If you need more information, the call stack shows you how you got to where things fell apart. The stack itself is printed in hex form; with a bit of work, you can often determine the values of local variables and function parameters from the stack listing. Experienced kernel developers can benefit from a certain amount of pattern recognition here; for example, if we look at the stack listing from the faulty_read oops: 如果你需要更多的信息,调用堆栈显示了你是如何走到事情失败的地方。堆栈本身是以十六进制形式打印的;只要花点功夫,你通常可以从堆栈列表中确定局部变量和函数参数的值。有经验的内核开发者可以从某种程度的模式识别中受益;例如,如果我们看一下faulty_read oops.的堆栈列表,你就会发现,堆栈中的变量和参数都是不一样的。

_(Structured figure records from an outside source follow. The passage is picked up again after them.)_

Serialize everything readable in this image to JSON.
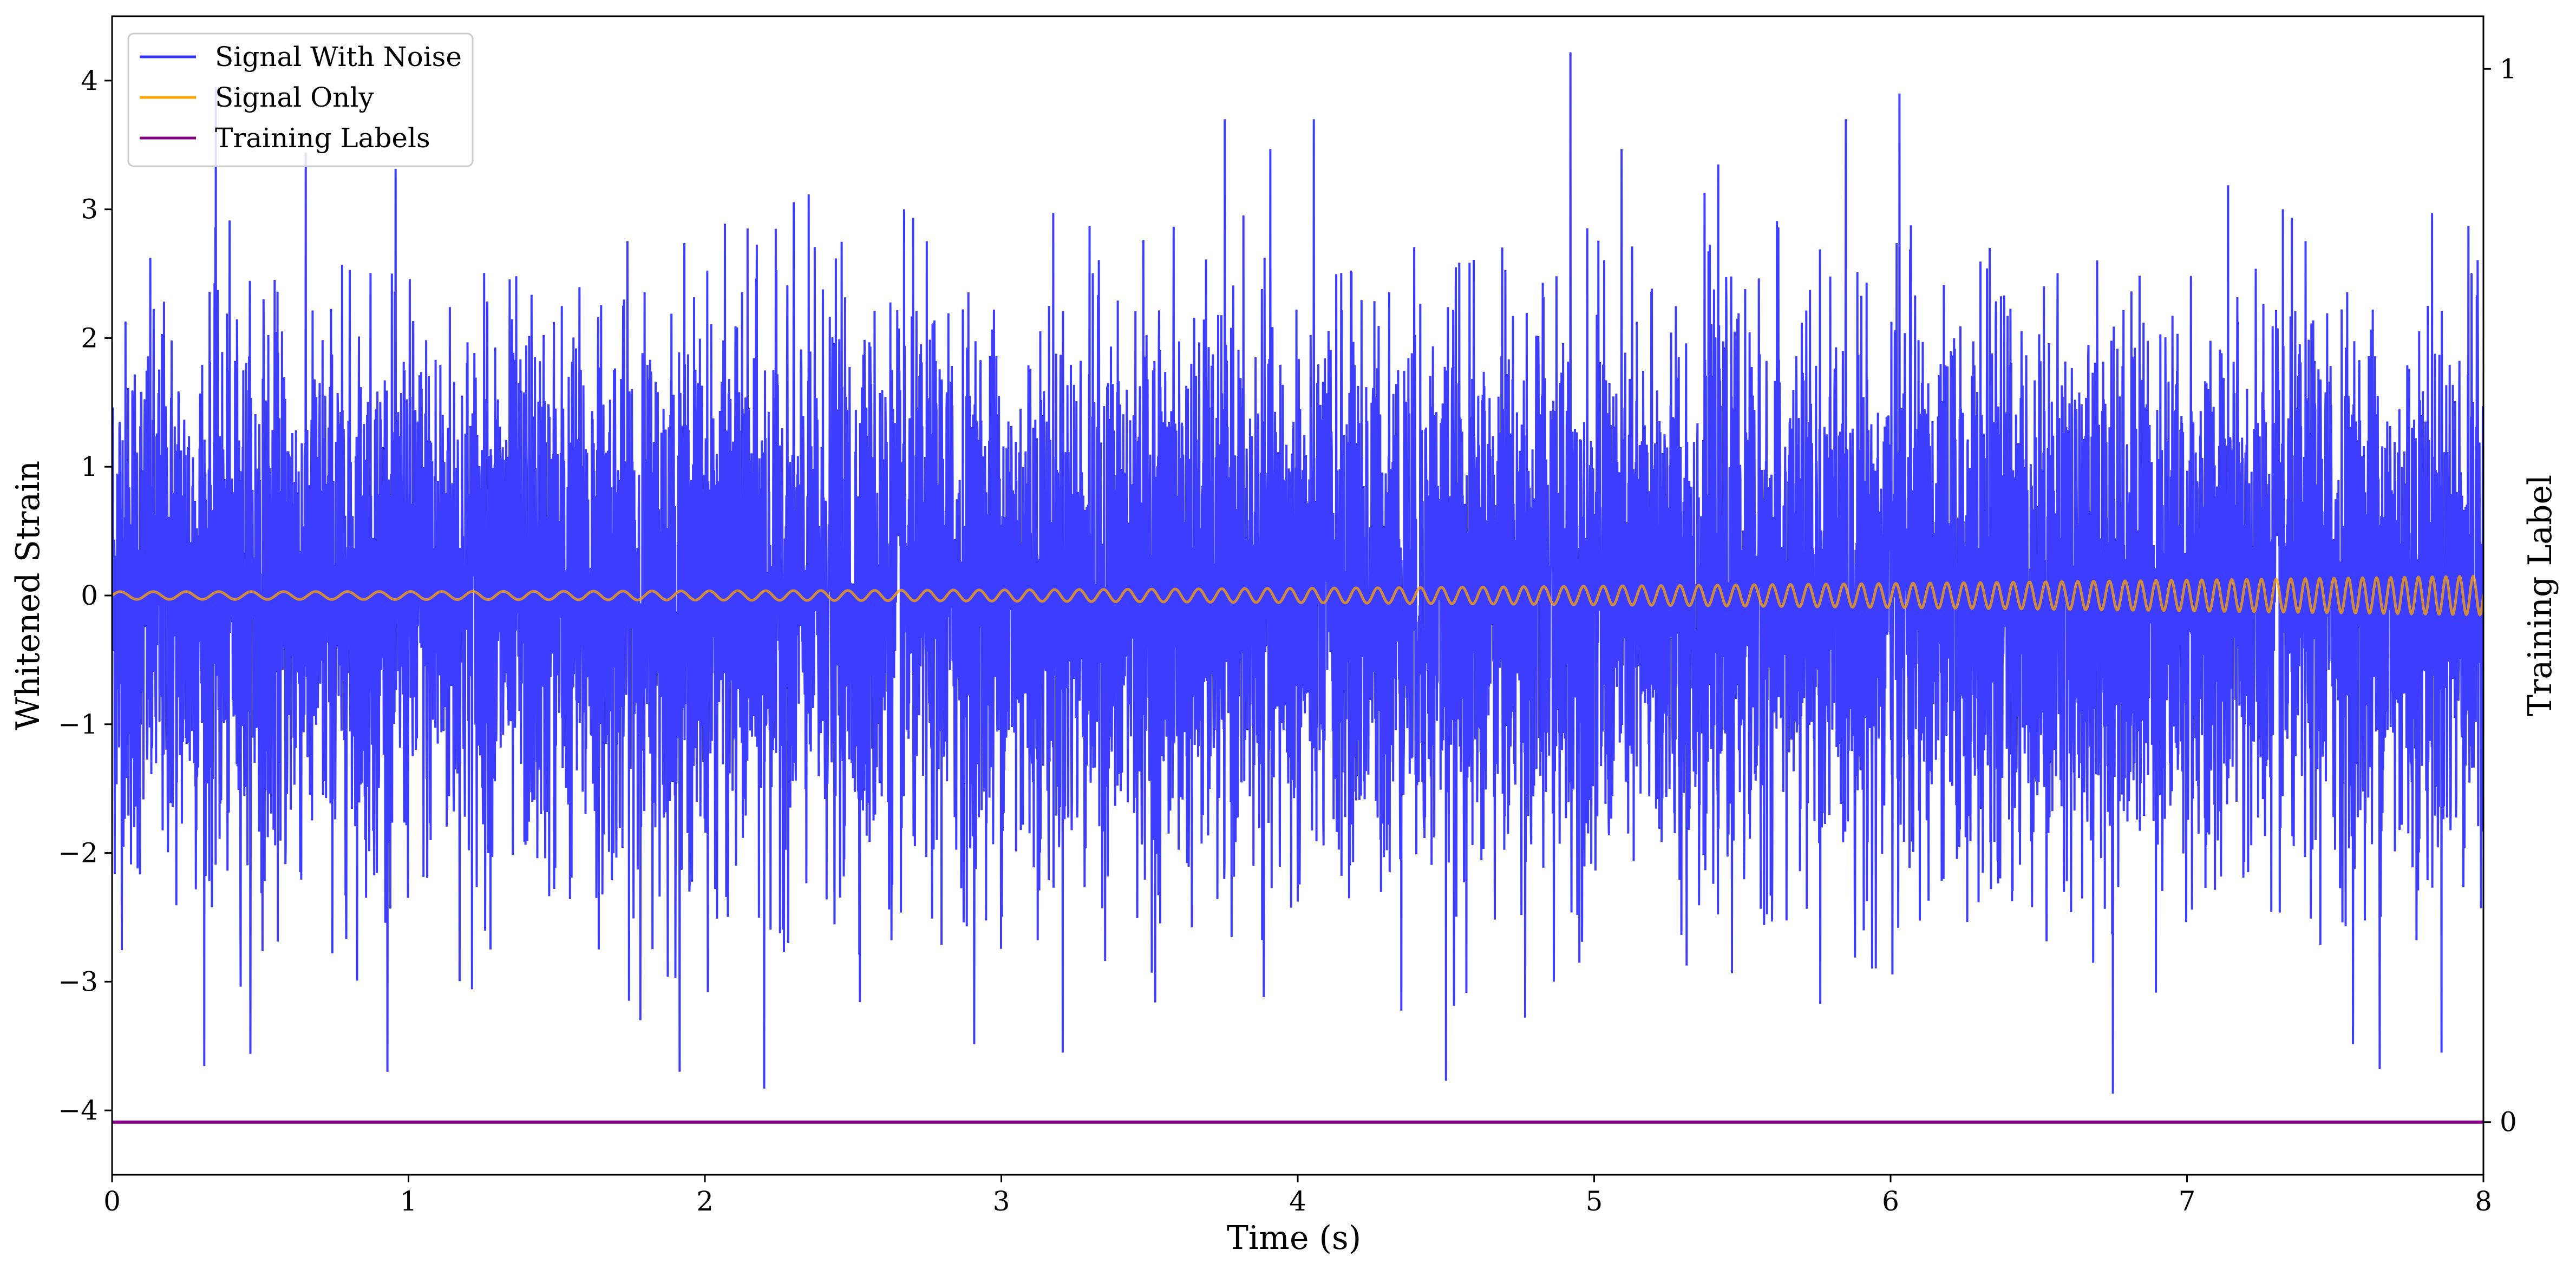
{
  "chart_data": {
    "type": "line",
    "title": "",
    "xlabel": "Time (s)",
    "ylabel": "Whitened Strain",
    "y2label": "Training Label",
    "xlim": [
      0,
      8
    ],
    "ylim": [
      -4.5,
      4.5
    ],
    "y2lim": [
      -0.05,
      1.05
    ],
    "x_ticks": [
      0,
      1,
      2,
      3,
      4,
      5,
      6,
      7,
      8
    ],
    "x_tick_labels": [
      "0",
      "1",
      "2",
      "3",
      "4",
      "5",
      "6",
      "7",
      "8"
    ],
    "y_ticks": [
      -4,
      -3,
      -2,
      -1,
      0,
      1,
      2,
      3,
      4
    ],
    "y_tick_labels": [
      "−4",
      "−3",
      "−2",
      "−1",
      "0",
      "1",
      "2",
      "3",
      "4"
    ],
    "y2_ticks": [
      0,
      1
    ],
    "y2_tick_labels": [
      "0",
      "1"
    ],
    "grid": false,
    "legend_position": "top-left",
    "legend": [
      "Signal With Noise",
      "Signal Only",
      "Training Labels"
    ],
    "series": [
      {
        "name": "Signal With Noise",
        "color": "#3333ff",
        "axis": "left",
        "description_values": "Gaussian-like whitened noise, approx. standard deviation 1, peaks between -3.85 and 4.2",
        "notable_extrema": [
          {
            "x": 0.35,
            "y": 3.95
          },
          {
            "x": 2.2,
            "y": -3.83
          },
          {
            "x": 4.5,
            "y": -3.77
          },
          {
            "x": 4.92,
            "y": 4.22
          },
          {
            "x": 6.03,
            "y": 3.9
          },
          {
            "x": 6.75,
            "y": -3.87
          },
          {
            "x": 7.65,
            "y": -3.68
          }
        ]
      },
      {
        "name": "Signal Only",
        "color": "#ffa500",
        "axis": "left",
        "description_values": "Chirp waveform centered on 0, amplitude growing from about 0.03 at t=0 to about 0.15 at t=8 with increasing frequency",
        "amplitude_start": 0.03,
        "amplitude_end": 0.15,
        "cycles_per_second_start": 9,
        "cycles_per_second_end": 22
      },
      {
        "name": "Training Labels",
        "color": "#800080",
        "axis": "right",
        "x": [
          0,
          8
        ],
        "y": [
          0,
          0
        ]
      }
    ]
  }
}
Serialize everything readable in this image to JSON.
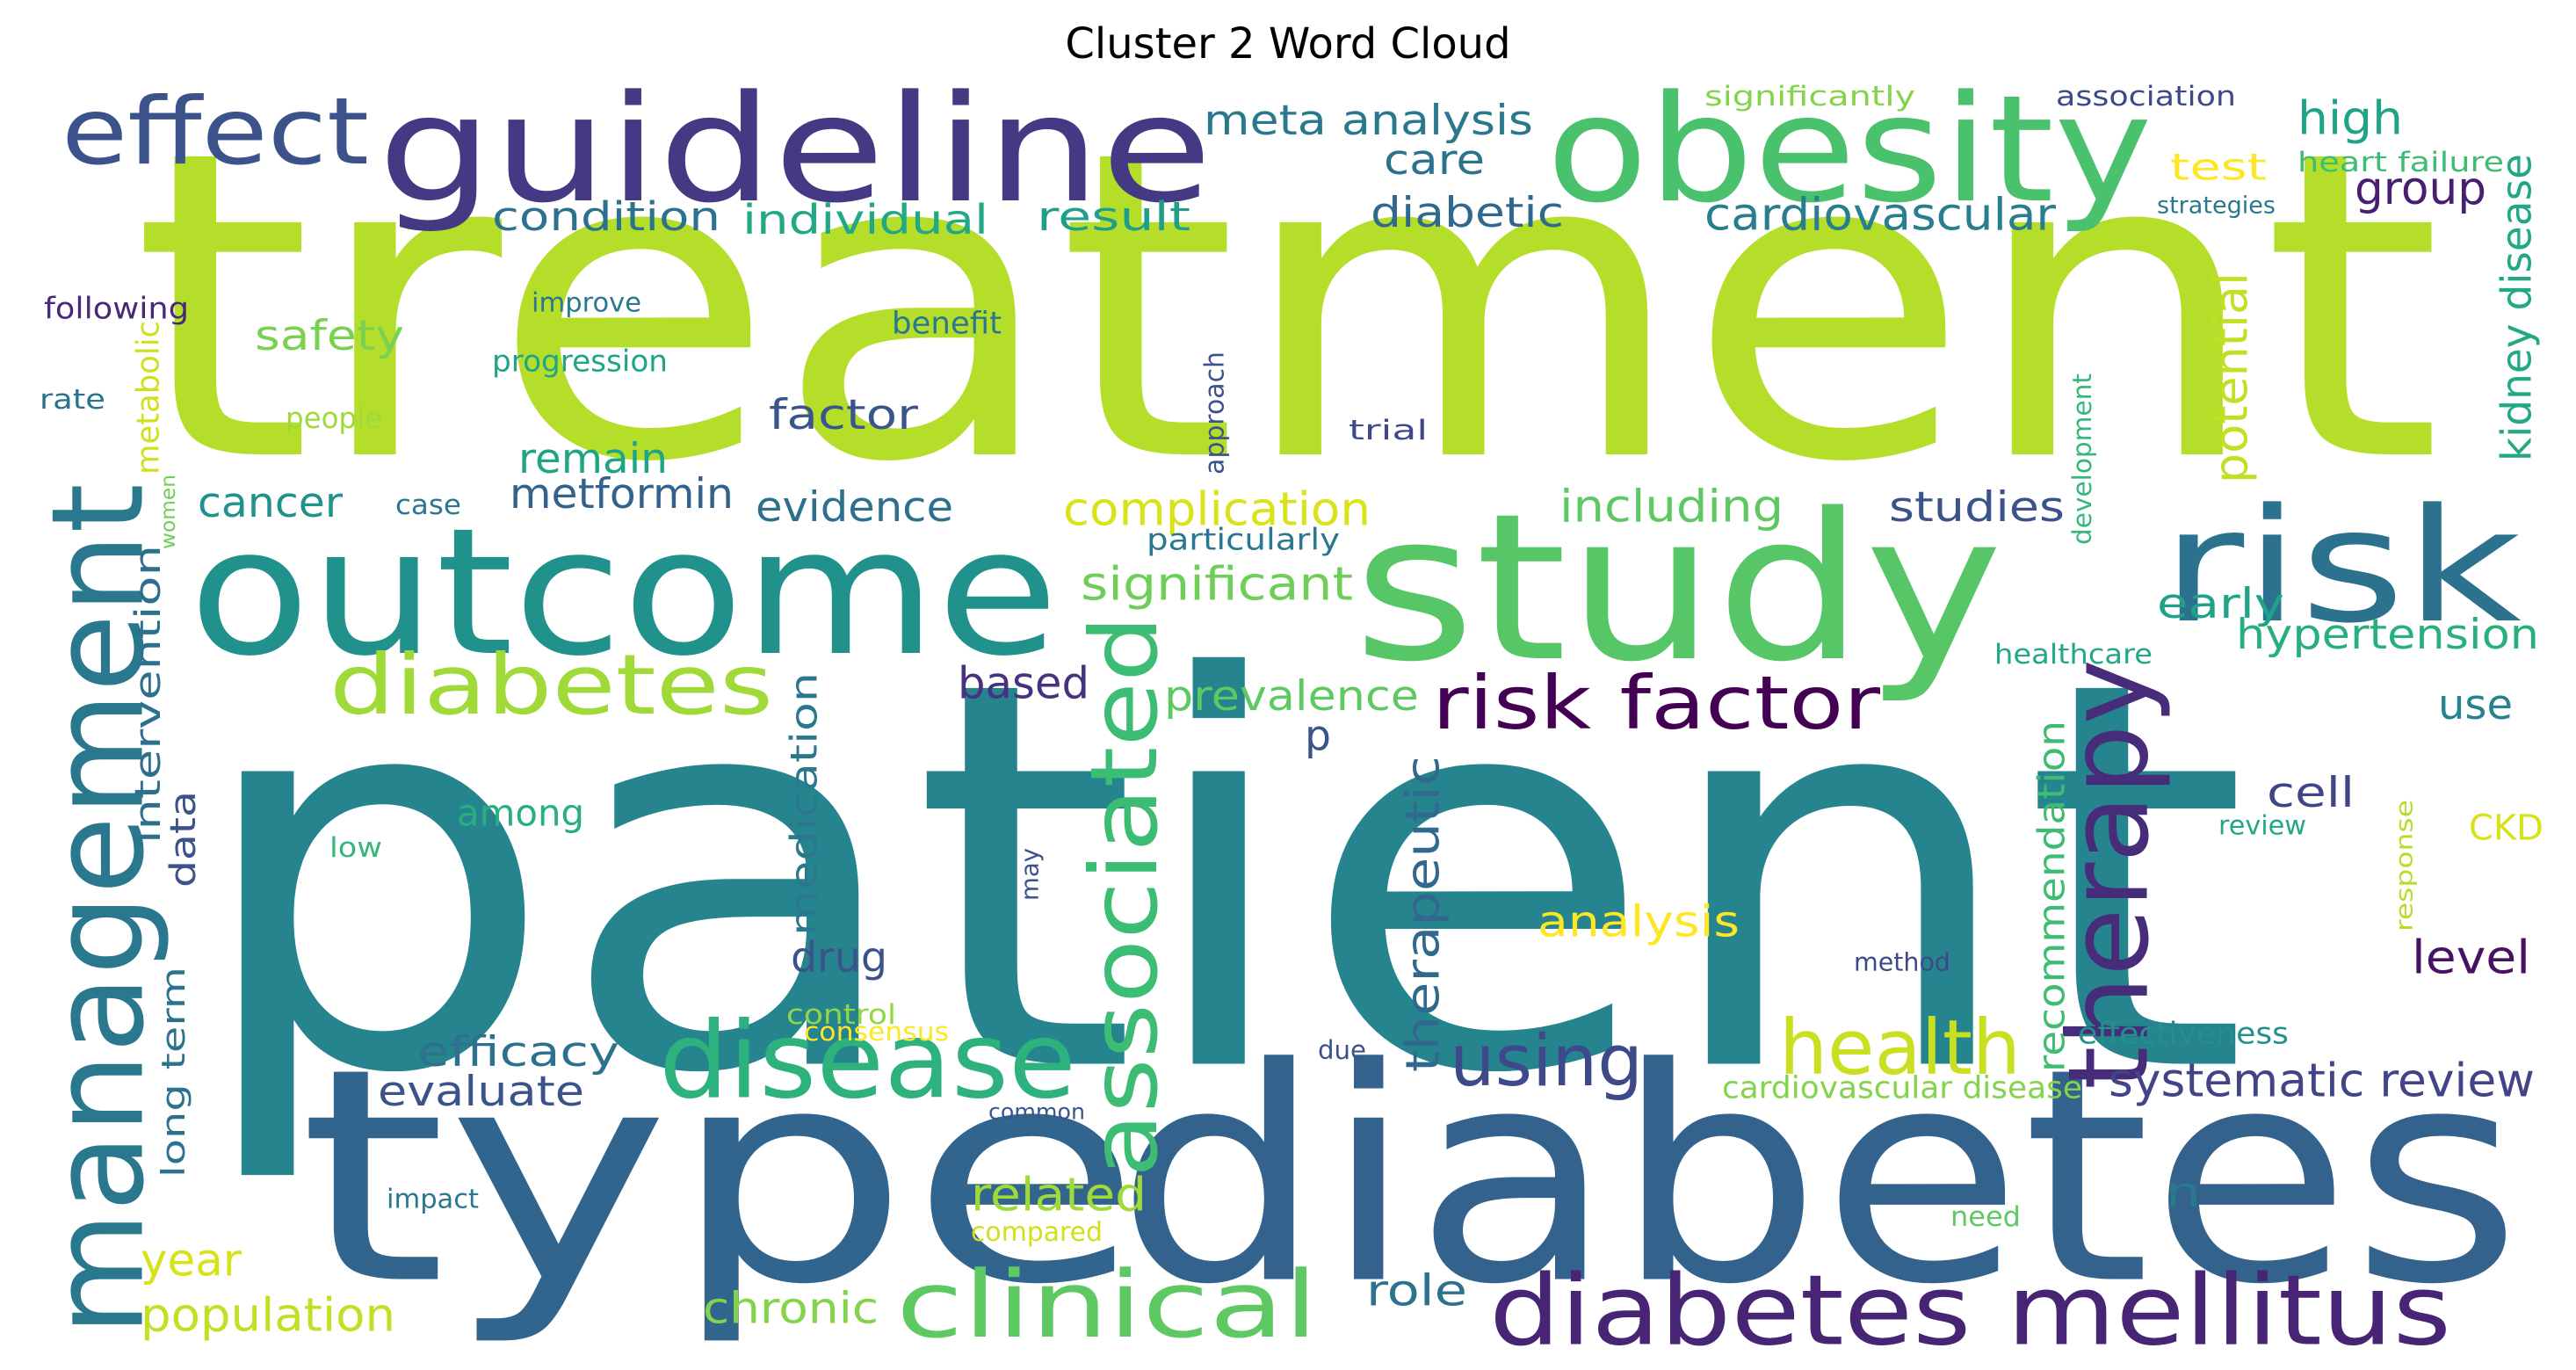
{
  "title": "Cluster 2 Word Cloud",
  "words": [
    {
      "text": "treatment",
      "color": "#b5de2b"
    },
    {
      "text": "patient",
      "color": "#25848e"
    },
    {
      "text": "type",
      "color": "#31658e"
    },
    {
      "text": "diabetes",
      "color": "#33638d"
    },
    {
      "text": "guideline",
      "color": "#443a83"
    },
    {
      "text": "obesity",
      "color": "#4ac16d"
    },
    {
      "text": "outcome",
      "color": "#21918c"
    },
    {
      "text": "study",
      "color": "#56c667"
    },
    {
      "text": "risk",
      "color": "#2c728e"
    },
    {
      "text": "management",
      "color": "#2a788e"
    },
    {
      "text": "effect",
      "color": "#3b528b"
    },
    {
      "text": "diabetes",
      "color": "#a0da39"
    },
    {
      "text": "associated",
      "color": "#3dbc74"
    },
    {
      "text": "therapy",
      "color": "#472c7a"
    },
    {
      "text": "risk factor",
      "color": "#440154"
    },
    {
      "text": "diabetes mellitus",
      "color": "#482475"
    },
    {
      "text": "clinical",
      "color": "#5ec962"
    },
    {
      "text": "disease",
      "color": "#2db27d"
    },
    {
      "text": "using",
      "color": "#3e4989"
    },
    {
      "text": "health",
      "color": "#c8e020"
    },
    {
      "text": "meta analysis",
      "color": "#2a788e"
    },
    {
      "text": "care",
      "color": "#2c728e"
    },
    {
      "text": "diabetic",
      "color": "#31688e"
    },
    {
      "text": "cardiovascular",
      "color": "#287d8e"
    },
    {
      "text": "high",
      "color": "#20a386"
    },
    {
      "text": "test",
      "color": "#fde725"
    },
    {
      "text": "group",
      "color": "#481f70"
    },
    {
      "text": "heart failure",
      "color": "#3fbc73"
    },
    {
      "text": "strategies",
      "color": "#2a788e"
    },
    {
      "text": "significantly",
      "color": "#84d44b"
    },
    {
      "text": "association",
      "color": "#3e4989"
    },
    {
      "text": "kidney disease",
      "color": "#22a884"
    },
    {
      "text": "condition",
      "color": "#2c728e"
    },
    {
      "text": "individual",
      "color": "#22a884"
    },
    {
      "text": "result",
      "color": "#1f9e89"
    },
    {
      "text": "safety",
      "color": "#7ad151"
    },
    {
      "text": "factor",
      "color": "#39558c"
    },
    {
      "text": "remain",
      "color": "#20a486"
    },
    {
      "text": "metformin",
      "color": "#33638d"
    },
    {
      "text": "cancer",
      "color": "#21918c"
    },
    {
      "text": "evidence",
      "color": "#2d708e"
    },
    {
      "text": "complication",
      "color": "#dae319"
    },
    {
      "text": "significant",
      "color": "#6ece58"
    },
    {
      "text": "including",
      "color": "#5ec962"
    },
    {
      "text": "studies",
      "color": "#3b528b"
    },
    {
      "text": "potential",
      "color": "#c2df23"
    },
    {
      "text": "early",
      "color": "#1fa287"
    },
    {
      "text": "hypertension",
      "color": "#29af7f"
    },
    {
      "text": "healthcare",
      "color": "#22a884"
    },
    {
      "text": "following",
      "color": "#482878"
    },
    {
      "text": "improve",
      "color": "#2a788e"
    },
    {
      "text": "benefit",
      "color": "#2a788e"
    },
    {
      "text": "progression",
      "color": "#20a486"
    },
    {
      "text": "rate",
      "color": "#2c728e"
    },
    {
      "text": "people",
      "color": "#a0da39"
    },
    {
      "text": "approach",
      "color": "#3b528b"
    },
    {
      "text": "trial",
      "color": "#3e4989"
    },
    {
      "text": "metabolic",
      "color": "#d0e11c"
    },
    {
      "text": "women",
      "color": "#6ece58"
    },
    {
      "text": "case",
      "color": "#2a788e"
    },
    {
      "text": "particularly",
      "color": "#2a788e"
    },
    {
      "text": "development",
      "color": "#35b779"
    },
    {
      "text": "intervention",
      "color": "#2d708e"
    },
    {
      "text": "data",
      "color": "#3b528b"
    },
    {
      "text": "based",
      "color": "#46327e"
    },
    {
      "text": "prevalence",
      "color": "#5ec962"
    },
    {
      "text": "p",
      "color": "#3b528b"
    },
    {
      "text": "medication",
      "color": "#2a788e"
    },
    {
      "text": "may",
      "color": "#3b528b"
    },
    {
      "text": "therapeutic",
      "color": "#31688e"
    },
    {
      "text": "recommendation",
      "color": "#3fbc73"
    },
    {
      "text": "among",
      "color": "#29af7f"
    },
    {
      "text": "drug",
      "color": "#3b528b"
    },
    {
      "text": "analysis",
      "color": "#fde725"
    },
    {
      "text": "use",
      "color": "#26828e"
    },
    {
      "text": "cell",
      "color": "#414487"
    },
    {
      "text": "review",
      "color": "#22a884"
    },
    {
      "text": "response",
      "color": "#b5de2b"
    },
    {
      "text": "CKD",
      "color": "#d8e219"
    },
    {
      "text": "level",
      "color": "#471164"
    },
    {
      "text": "low",
      "color": "#35b779"
    },
    {
      "text": "method",
      "color": "#3e4989"
    },
    {
      "text": "efficacy",
      "color": "#2c728e"
    },
    {
      "text": "evaluate",
      "color": "#3b528b"
    },
    {
      "text": "long term",
      "color": "#2c728e"
    },
    {
      "text": "control",
      "color": "#90d743"
    },
    {
      "text": "consensus",
      "color": "#fde725"
    },
    {
      "text": "due",
      "color": "#3b528b"
    },
    {
      "text": "effectiveness",
      "color": "#21918c"
    },
    {
      "text": "cardiovascular disease",
      "color": "#84d44b"
    },
    {
      "text": "systematic review",
      "color": "#414487"
    },
    {
      "text": "common",
      "color": "#39558c"
    },
    {
      "text": "related",
      "color": "#a0da39"
    },
    {
      "text": "n",
      "color": "#2a788e"
    },
    {
      "text": "impact",
      "color": "#2a788e"
    },
    {
      "text": "compared",
      "color": "#d0e11c"
    },
    {
      "text": "need",
      "color": "#5ec962"
    },
    {
      "text": "year",
      "color": "#d8e219"
    },
    {
      "text": "population",
      "color": "#c2df23"
    },
    {
      "text": "chronic",
      "color": "#84d44b"
    },
    {
      "text": "role",
      "color": "#2c728e"
    }
  ]
}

Stack: ffffffff bfffda70 00002000 cf434f20 00000001 00000286 cf434f00 fffffff7
bfffda70 c27fe000 c0150612 cf434f00 bfffda70 00002000 cf434f20 00000000
00000003 00002000 c0103f8f 00000003 bfffda70 00002000 00002000 bfffda70
The ffffffff at the top of the stack is part of our string that broke things. On the x86 architecture, by default, the user-space stack starts just below 0xc0000000; thus, the recurring value 0xbfffda70 is probably a user-space stack address; it is, in fact, the address of the buffer passed to the read system call, replicated each time it is passed down the kernel call chain. On the x86 (again, by default), kernel space starts at 0xc0000000, so values above that are almost certainly kernel-space addresses, and so on. 堆栈顶部的fffffff是我们的字符串的一部分,它破坏了事情。在x86架构上,默认情况下,用户空间堆栈从0xc0000000下面开始;因此,反复出现的值0xbfffda70可能是一个用户空间堆栈地址;事实上,它是传递给read系统调用的缓冲区的地址,每次在内核调用链中被复制下来。在x86上(同样,默认情况下),内核空间从0xc0000000开始,所以这个值以上几乎肯定是内核空间地址,以此类推。
Finally, when looking at oops listings, always be on the lookout for the “slab poisoning” values discussed at the beginning of this chapter. Thus, for example, if you get a kernel oops where the offending address is 0xa5a5a5a5, you are almost certainly forgetting to initialize dynamic memory somewhere. 最后,当查看OOPS列表时,总是要注意本章开头讨论的 “slab poisoning “值。因此,举例来说,如果你得到的内核故障地址是0xa5a5a5a5,你几乎肯定是忘记了初始化某处的动态内存。
Please note that you see a symbolic call stack (as shown above) only if your kernel is built with the CONFIG_KALLSYMS option turned on. Otherwise, you see a bare, hexadecimal listing, which is far less useful until you have decoded it in other ways. 请注意,只有当你的内核在构建时打开了CONFIG_KALLSYMS选项,你才能看到一个符号化的调用栈(如上图所示)。否则,你看到的是一个赤裸裸的十六进制列表,在你用其他方式解码之前,它的作用要小得多。